Kosher dining options are expanding at Harvard this semester following recommendations released earlier this year by the university’s Task Force on Combating Antisemitism, with hot kosher lunches added at Hillel’s dining hall, and hot dinners expanded to multiple dining areas on campus.
The Task Force broke down its recommendations into six sections: clarify Harvard’s values; act against discrimination, bullying, harassment, and hate; Improve disciplinary process; implement education and training; foster constructive dialogue; and support Jewish life on campus.
In its preliminary recommendations released to the university in June, the Task Force said Harvard must “ensure a welcoming environment for religiously observant Jewish students, faculty, and staff.”
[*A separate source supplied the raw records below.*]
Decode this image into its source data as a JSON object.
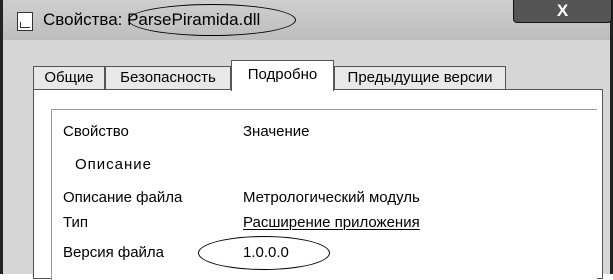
{
  "window": {
    "title": "Свойства: ParsePiramida.dll",
    "close_glyph": "X"
  },
  "tabs": [
    {
      "label": "Общие",
      "active": false
    },
    {
      "label": "Безопасность",
      "active": false
    },
    {
      "label": "Подробно",
      "active": true
    },
    {
      "label": "Предыдущие версии",
      "active": false
    }
  ],
  "details": {
    "header_property": "Свойство",
    "header_value": "Значение",
    "section": "Описание",
    "rows": [
      {
        "property": "Описание файла",
        "value": "Метрологический модуль"
      },
      {
        "property": "Тип",
        "value": "Расширение приложения"
      },
      {
        "property": "Версия файла",
        "value": "1.0.0.0"
      }
    ]
  }
}
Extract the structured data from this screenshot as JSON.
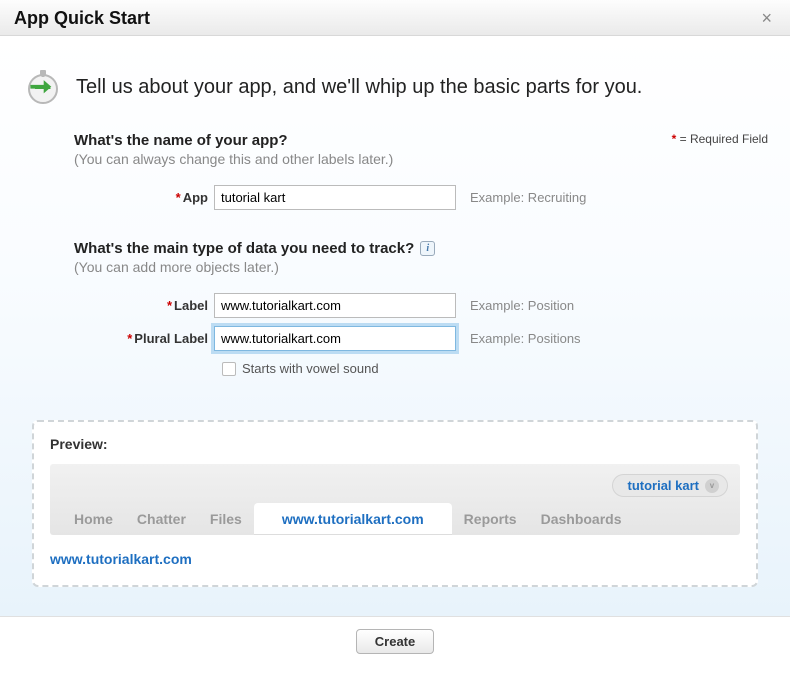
{
  "dialog": {
    "title": "App Quick Start",
    "intro": "Tell us about your app, and we'll whip up the basic parts for you.",
    "required_note_prefix": "*",
    "required_note_text": " = Required Field"
  },
  "section_app": {
    "question": "What's the name of your app?",
    "subtext": "(You can always change this and other labels later.)",
    "field_label": "App",
    "field_value": "tutorial kart",
    "example": "Example: Recruiting"
  },
  "section_data": {
    "question": "What's the main type of data you need to track?",
    "subtext": "(You can add more objects later.)",
    "label_field_label": "Label",
    "label_field_value": "www.tutorialkart.com",
    "label_example": "Example: Position",
    "plural_field_label": "Plural Label",
    "plural_field_value": "www.tutorialkart.com",
    "plural_example": "Example: Positions",
    "vowel_checkbox": "Starts with vowel sound"
  },
  "preview": {
    "title": "Preview:",
    "app_name": "tutorial kart",
    "tabs": [
      "Home",
      "Chatter",
      "Files",
      "www.tutorialkart.com",
      "Reports",
      "Dashboards"
    ],
    "active_tab_index": 3,
    "link_text": "www.tutorialkart.com"
  },
  "footer": {
    "create_label": "Create"
  }
}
In a statement to The Jerusalem Post, Harvard Hillel Executive Director Rabbi Jason Rubenstein called the expansion of hot kosher food on campus a “tremendous step for Harvard’s Jewish community, and for the university’s diverse and thriving religious and cultural community.”
Rubenstein, who graduated from Harvard in 2004, said these changes will mean that Jewish students are “better-fed, happier, and more fully integrated into the fabric of Harvard’s social life, so much of which takes place over shared meals.
“We’re grateful for the many months of dedicated, careful work by [university dining] leadership and staff to put all the details into place and make this two-generation-long dream a reality,” Rubenstein said in the statement to the Post.
Expand Jewish culinary options
‘Looking forward, we hope to build on this step by continuing to expand the culinary options across Harvard for all Jewish students and by the university implementing the remaining recommendations from the Antisemitism task force,” he said.
To support Jewish life on campus, the task force also called for reasonable accommodations for observant students who miss class or examinations due to Jewish holidays or Shabbat and allow for newly hired Jewish staff who lack vacation days to use “yet-earned” time off to observe Jewish holidays.
In terms of the other recommendations, the university over the summer clarified its policies on the use of campus spaces.
With policies clear, it remains to be seen how the university will respond to anticipated protests and demonstrations at the start of the school year.
A representative for the task force did not return the Post’s request for comment.